Beautiful shots framing the madness of the filming of Fitzcarraldo and Herzog in the jungle. My favourite doc I've seen.
Herzog lends himself by very nature of his oddity to be the prime subject of documentation. Therefore at the outset you know this is going to be interesting to say the least. From existential monologues bordering on absurdity to simply watching a cinematic force at work, worth the price of the admission. What one isn't expecting and finds quite delightful is many scenes of natural beauty within the jungle context.
I could listen to Herzog talk for hours, but honestly, the documentary could've been better.
Narrator: "Herzog is stranded in the jungle with a 300 ton steamship that won't move and time is running out. He needs money to move the ship but no one would invest unless the ship moves first."
A documentary about the mammoth & maniacal efforts by Herzog and crew to make Fitzcarraldo, this is even better than the movie. Herzog as the star of this documentary is quite dashing & impossibly hopeful. If I don't complete this movie then I have no dreams, he says (or something like that). As always, Herzog is so quotable and so on the mark. He's a swashbuckler, a poet, and a pioneering anthropologist: a dreamer.
Herzog comes across as an Ahab-esque figure here. His monomania is admirable but terrifying. The same can be said for most artists, but the difference between most artists and film-makers is that film-makers drag a larger group of people down with them than any writer or painter could. At what point does ambition and drive become greed and selfishness? Herzog, more than most, straddles that line regularly.
klaus kinski cracks me up. Amazing that herzog lived with him in the jungle for this length of time and Kinski didn't have a meltdown that resulted in him or someone else dying.
Even the stars here look like a mess. There is no harmony in the universe. No harmony as we have conceived it. But, saying this, it is not that I hate the jungle, I love it, I love it very much. But, I love it against my better judgement.
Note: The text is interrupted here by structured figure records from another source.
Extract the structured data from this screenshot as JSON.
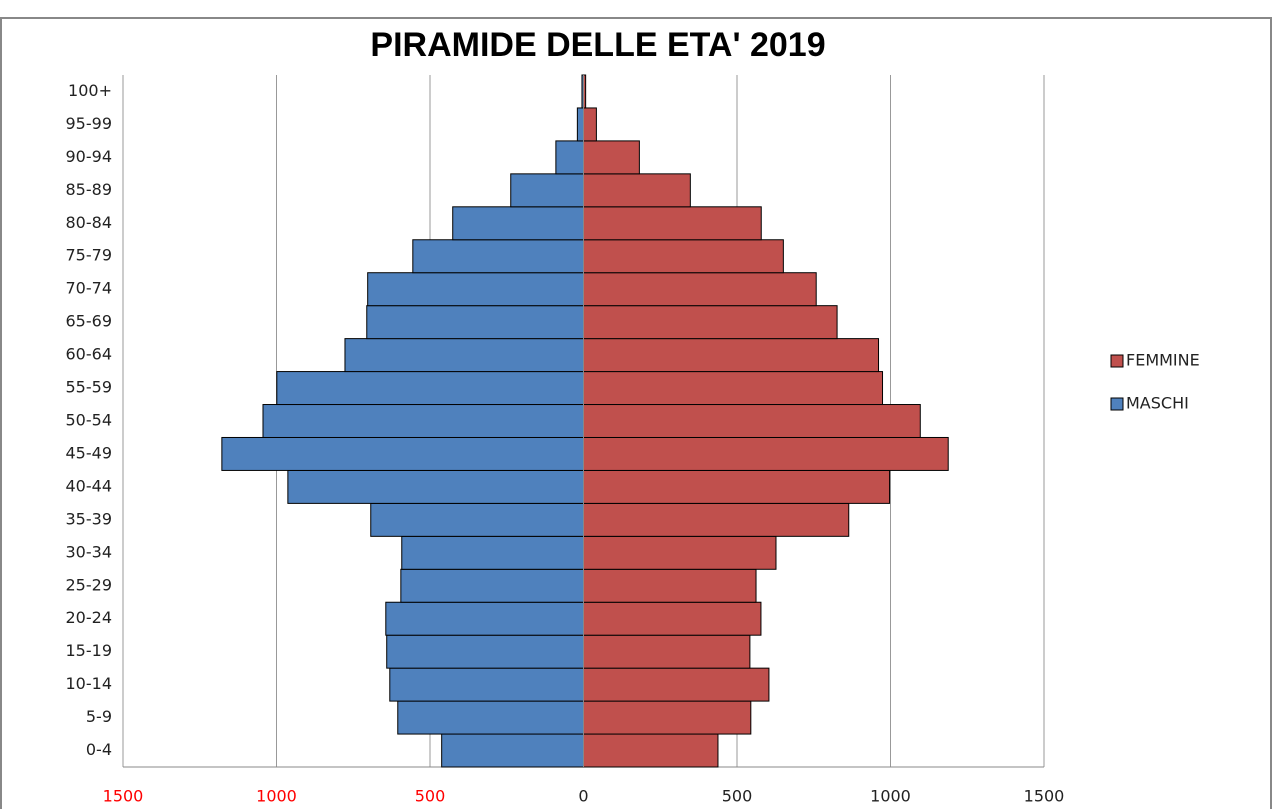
{
  "chart_data": {
    "type": "pyramid",
    "title": "PIRAMIDE DELLE ETA' 2019",
    "categories": [
      "0-4",
      "5-9",
      "10-14",
      "15-19",
      "20-24",
      "25-29",
      "30-34",
      "35-39",
      "40-44",
      "45-49",
      "50-54",
      "55-59",
      "60-64",
      "65-69",
      "70-74",
      "75-79",
      "80-84",
      "85-89",
      "90-94",
      "95-99",
      "100+"
    ],
    "series": [
      {
        "name": "MASCHI",
        "color": "#4f81bd",
        "values": [
          -462,
          -605,
          -631,
          -641,
          -644,
          -595,
          -592,
          -693,
          -963,
          -1178,
          -1044,
          -999,
          -777,
          -706,
          -703,
          -556,
          -426,
          -237,
          -90,
          -20,
          -5
        ]
      },
      {
        "name": "FEMMINE",
        "color": "#c0504d",
        "values": [
          438,
          545,
          604,
          542,
          578,
          562,
          627,
          864,
          997,
          1188,
          1097,
          974,
          961,
          826,
          758,
          651,
          579,
          348,
          182,
          42,
          7
        ]
      }
    ],
    "xlim": [
      -1500,
      1500
    ],
    "xticks": [
      {
        "value": -1500,
        "label": "1500"
      },
      {
        "value": -1000,
        "label": "1000"
      },
      {
        "value": -500,
        "label": "500"
      },
      0,
      500,
      1000,
      1500
    ],
    "negative_tick_color": "#ff0000",
    "grid": true,
    "legend": "right"
  }
}
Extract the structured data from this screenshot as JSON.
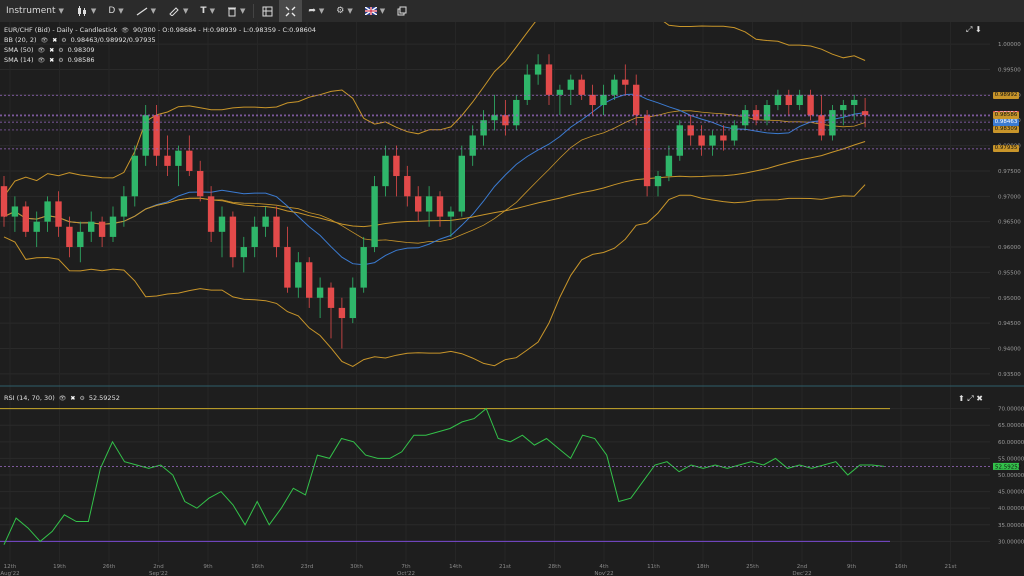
{
  "toolbar": {
    "instrument_label": "Instrument",
    "timeframe_label": "D",
    "items": [
      "line-tool-icon",
      "brush-icon",
      "text-tool-icon",
      "trash-icon",
      "layout-icon",
      "crosshair-icon",
      "share-icon",
      "settings-icon",
      "flag-uk-icon",
      "window-icon"
    ]
  },
  "legend": {
    "symbol_line": "EUR/CHF (Bid) - Daily - Candlestick",
    "ohlc": "90/300 - O:0.98684 - H:0.98939 - L:0.98359 - C:0.98604",
    "bb_label": "BB (20, 2)",
    "bb_values": "0.98463/0.98992/0.97935",
    "sma50_label": "SMA (50)",
    "sma50_value": "0.98309",
    "sma14_label": "SMA (14)",
    "sma14_value": "0.98586"
  },
  "price_axis": {
    "ticks": [
      "1.00000",
      "0.99500",
      "0.99000",
      "0.98500",
      "0.98000",
      "0.97500",
      "0.97000",
      "0.96500",
      "0.96000",
      "0.95500",
      "0.95000",
      "0.94500",
      "0.94000",
      "0.93500"
    ],
    "tags": [
      {
        "text": "0.98992",
        "bg": "#c8952a",
        "fg": "#111"
      },
      {
        "text": "0.98604",
        "bg": "#e24a4a",
        "fg": "#fff"
      },
      {
        "text": "0.98586",
        "bg": "#c8952a",
        "fg": "#111"
      },
      {
        "text": "0.98463",
        "bg": "#3b7bd1",
        "fg": "#fff"
      },
      {
        "text": "0.98309",
        "bg": "#c8952a",
        "fg": "#111"
      },
      {
        "text": "0.97935",
        "bg": "#c8952a",
        "fg": "#111"
      }
    ]
  },
  "rsi": {
    "label": "RSI (14, 70, 30)",
    "value": "52.59252",
    "ticks": [
      "70.00000",
      "65.00000",
      "60.00000",
      "55.00000",
      "50.00000",
      "45.00000",
      "40.00000",
      "35.00000",
      "30.00000"
    ],
    "value_tag": "52.59252",
    "upper": 70,
    "lower": 30,
    "series": [
      29,
      37,
      34,
      30,
      33,
      38,
      36,
      36,
      52,
      60,
      54,
      53,
      52,
      53,
      50,
      42,
      40,
      43,
      45,
      41,
      35,
      42,
      35,
      40,
      46,
      44,
      56,
      55,
      61,
      60,
      56,
      55,
      55,
      57,
      62,
      62,
      63,
      64,
      66,
      67,
      70,
      61,
      60,
      62,
      59,
      61,
      58,
      55,
      62,
      61,
      56,
      42,
      43,
      48,
      53,
      54,
      51,
      53,
      52,
      53,
      52,
      53,
      54,
      53,
      55,
      52,
      53,
      52,
      53,
      54,
      50,
      53,
      53,
      52.59
    ]
  },
  "x_axis": {
    "labels": [
      "12th",
      "19th",
      "26th",
      "2nd",
      "9th",
      "16th",
      "23rd",
      "30th",
      "7th",
      "14th",
      "21st",
      "28th",
      "4th",
      "11th",
      "18th",
      "25th",
      "2nd",
      "9th",
      "16th",
      "21st"
    ],
    "months": [
      {
        "text": "Aug'22",
        "after": 0
      },
      {
        "text": "Sep'22",
        "after": 3
      },
      {
        "text": "Oct'22",
        "after": 8
      },
      {
        "text": "Nov'22",
        "after": 12
      },
      {
        "text": "Dec'22",
        "after": 16
      }
    ]
  },
  "chart_data": {
    "type": "candlestick",
    "ylim": [
      0.933,
      1.002
    ],
    "colors": {
      "up": "#2fb66a",
      "down": "#e24a4a",
      "bb": "#c8952a",
      "sma50": "#c8952a",
      "sma14": "#3b7bd1",
      "rsi": "#33c24a"
    },
    "candles": [
      [
        0.972,
        0.974,
        0.964,
        0.966
      ],
      [
        0.966,
        0.97,
        0.963,
        0.968
      ],
      [
        0.968,
        0.969,
        0.962,
        0.963
      ],
      [
        0.963,
        0.967,
        0.96,
        0.965
      ],
      [
        0.965,
        0.97,
        0.963,
        0.969
      ],
      [
        0.969,
        0.971,
        0.962,
        0.964
      ],
      [
        0.964,
        0.966,
        0.958,
        0.96
      ],
      [
        0.96,
        0.965,
        0.957,
        0.963
      ],
      [
        0.963,
        0.967,
        0.961,
        0.965
      ],
      [
        0.965,
        0.966,
        0.96,
        0.962
      ],
      [
        0.962,
        0.968,
        0.961,
        0.966
      ],
      [
        0.966,
        0.972,
        0.964,
        0.97
      ],
      [
        0.97,
        0.98,
        0.968,
        0.978
      ],
      [
        0.978,
        0.988,
        0.976,
        0.986
      ],
      [
        0.986,
        0.988,
        0.976,
        0.978
      ],
      [
        0.978,
        0.982,
        0.974,
        0.976
      ],
      [
        0.976,
        0.98,
        0.972,
        0.979
      ],
      [
        0.979,
        0.982,
        0.974,
        0.975
      ],
      [
        0.975,
        0.977,
        0.969,
        0.97
      ],
      [
        0.97,
        0.972,
        0.961,
        0.963
      ],
      [
        0.963,
        0.968,
        0.958,
        0.966
      ],
      [
        0.966,
        0.967,
        0.956,
        0.958
      ],
      [
        0.958,
        0.962,
        0.955,
        0.96
      ],
      [
        0.96,
        0.966,
        0.958,
        0.964
      ],
      [
        0.964,
        0.968,
        0.962,
        0.966
      ],
      [
        0.966,
        0.968,
        0.958,
        0.96
      ],
      [
        0.96,
        0.964,
        0.951,
        0.952
      ],
      [
        0.952,
        0.959,
        0.95,
        0.957
      ],
      [
        0.957,
        0.958,
        0.948,
        0.95
      ],
      [
        0.95,
        0.954,
        0.946,
        0.952
      ],
      [
        0.952,
        0.953,
        0.942,
        0.948
      ],
      [
        0.948,
        0.95,
        0.94,
        0.946
      ],
      [
        0.946,
        0.954,
        0.945,
        0.952
      ],
      [
        0.952,
        0.962,
        0.951,
        0.96
      ],
      [
        0.96,
        0.974,
        0.959,
        0.972
      ],
      [
        0.972,
        0.98,
        0.97,
        0.978
      ],
      [
        0.978,
        0.98,
        0.97,
        0.974
      ],
      [
        0.974,
        0.976,
        0.968,
        0.97
      ],
      [
        0.97,
        0.972,
        0.965,
        0.967
      ],
      [
        0.967,
        0.972,
        0.964,
        0.97
      ],
      [
        0.97,
        0.971,
        0.964,
        0.966
      ],
      [
        0.966,
        0.968,
        0.962,
        0.967
      ],
      [
        0.967,
        0.98,
        0.966,
        0.978
      ],
      [
        0.978,
        0.984,
        0.976,
        0.982
      ],
      [
        0.982,
        0.987,
        0.98,
        0.985
      ],
      [
        0.985,
        0.99,
        0.983,
        0.986
      ],
      [
        0.986,
        0.989,
        0.982,
        0.984
      ],
      [
        0.984,
        0.99,
        0.983,
        0.989
      ],
      [
        0.989,
        0.996,
        0.988,
        0.994
      ],
      [
        0.994,
        0.998,
        0.992,
        0.996
      ],
      [
        0.996,
        0.998,
        0.988,
        0.99
      ],
      [
        0.99,
        0.992,
        0.986,
        0.991
      ],
      [
        0.991,
        0.994,
        0.988,
        0.993
      ],
      [
        0.993,
        0.994,
        0.989,
        0.99
      ],
      [
        0.99,
        0.992,
        0.986,
        0.988
      ],
      [
        0.988,
        0.992,
        0.986,
        0.99
      ],
      [
        0.99,
        0.994,
        0.989,
        0.993
      ],
      [
        0.993,
        0.996,
        0.99,
        0.992
      ],
      [
        0.992,
        0.994,
        0.984,
        0.986
      ],
      [
        0.986,
        0.987,
        0.97,
        0.972
      ],
      [
        0.972,
        0.975,
        0.97,
        0.974
      ],
      [
        0.974,
        0.98,
        0.973,
        0.978
      ],
      [
        0.978,
        0.985,
        0.977,
        0.984
      ],
      [
        0.984,
        0.986,
        0.98,
        0.982
      ],
      [
        0.982,
        0.984,
        0.978,
        0.98
      ],
      [
        0.98,
        0.983,
        0.978,
        0.982
      ],
      [
        0.982,
        0.984,
        0.979,
        0.981
      ],
      [
        0.981,
        0.985,
        0.98,
        0.984
      ],
      [
        0.984,
        0.988,
        0.983,
        0.987
      ],
      [
        0.987,
        0.988,
        0.984,
        0.985
      ],
      [
        0.985,
        0.989,
        0.984,
        0.988
      ],
      [
        0.988,
        0.991,
        0.987,
        0.99
      ],
      [
        0.99,
        0.991,
        0.986,
        0.988
      ],
      [
        0.988,
        0.991,
        0.987,
        0.99
      ],
      [
        0.99,
        0.991,
        0.985,
        0.986
      ],
      [
        0.986,
        0.99,
        0.981,
        0.982
      ],
      [
        0.982,
        0.988,
        0.981,
        0.987
      ],
      [
        0.987,
        0.989,
        0.984,
        0.988
      ],
      [
        0.988,
        0.99,
        0.985,
        0.989
      ],
      [
        0.9868,
        0.9894,
        0.9836,
        0.986
      ]
    ]
  }
}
"If I abandon this project, I would be a man without dreams, and I don't want to live like that." This is the key sentence of the movie from Herzog. Throughout the whole documentary, you see misfortunes and extreme situations on one side, and Werner Herzog on the other side. This man never gives up! Although the burden of his dreams was too heavy, but he finished making Fitzcarraldo with every kind of trouble you could ever think of. Could this documentary be any better? Nope.
When given the choice, I will always watch Burden Of Dreams rather than Fitzcarraldo.
I could listen to Werner Herzog talk for hours about anything but hearing him discuss his masterpiece Fitzcarraldo is the ultimate treat.
I've never seen someone age so much right before my eyes. It's a shame they rushed through the end of the films shoot, The boat finally making it over the mountain lacked the grandiose scene it deserved. I guess it was saved for the actual movie. Best part had to be the 2nd boat floating down the dangerous rapids and slamming into the cliffs. Then Herzog criticizes Kinski for running for cover. Great stuff.
Passion. Passion to make a movie at all costs. Passion to bring the best out of a difficult situation. Passion = Herzog. Passion = Kinski.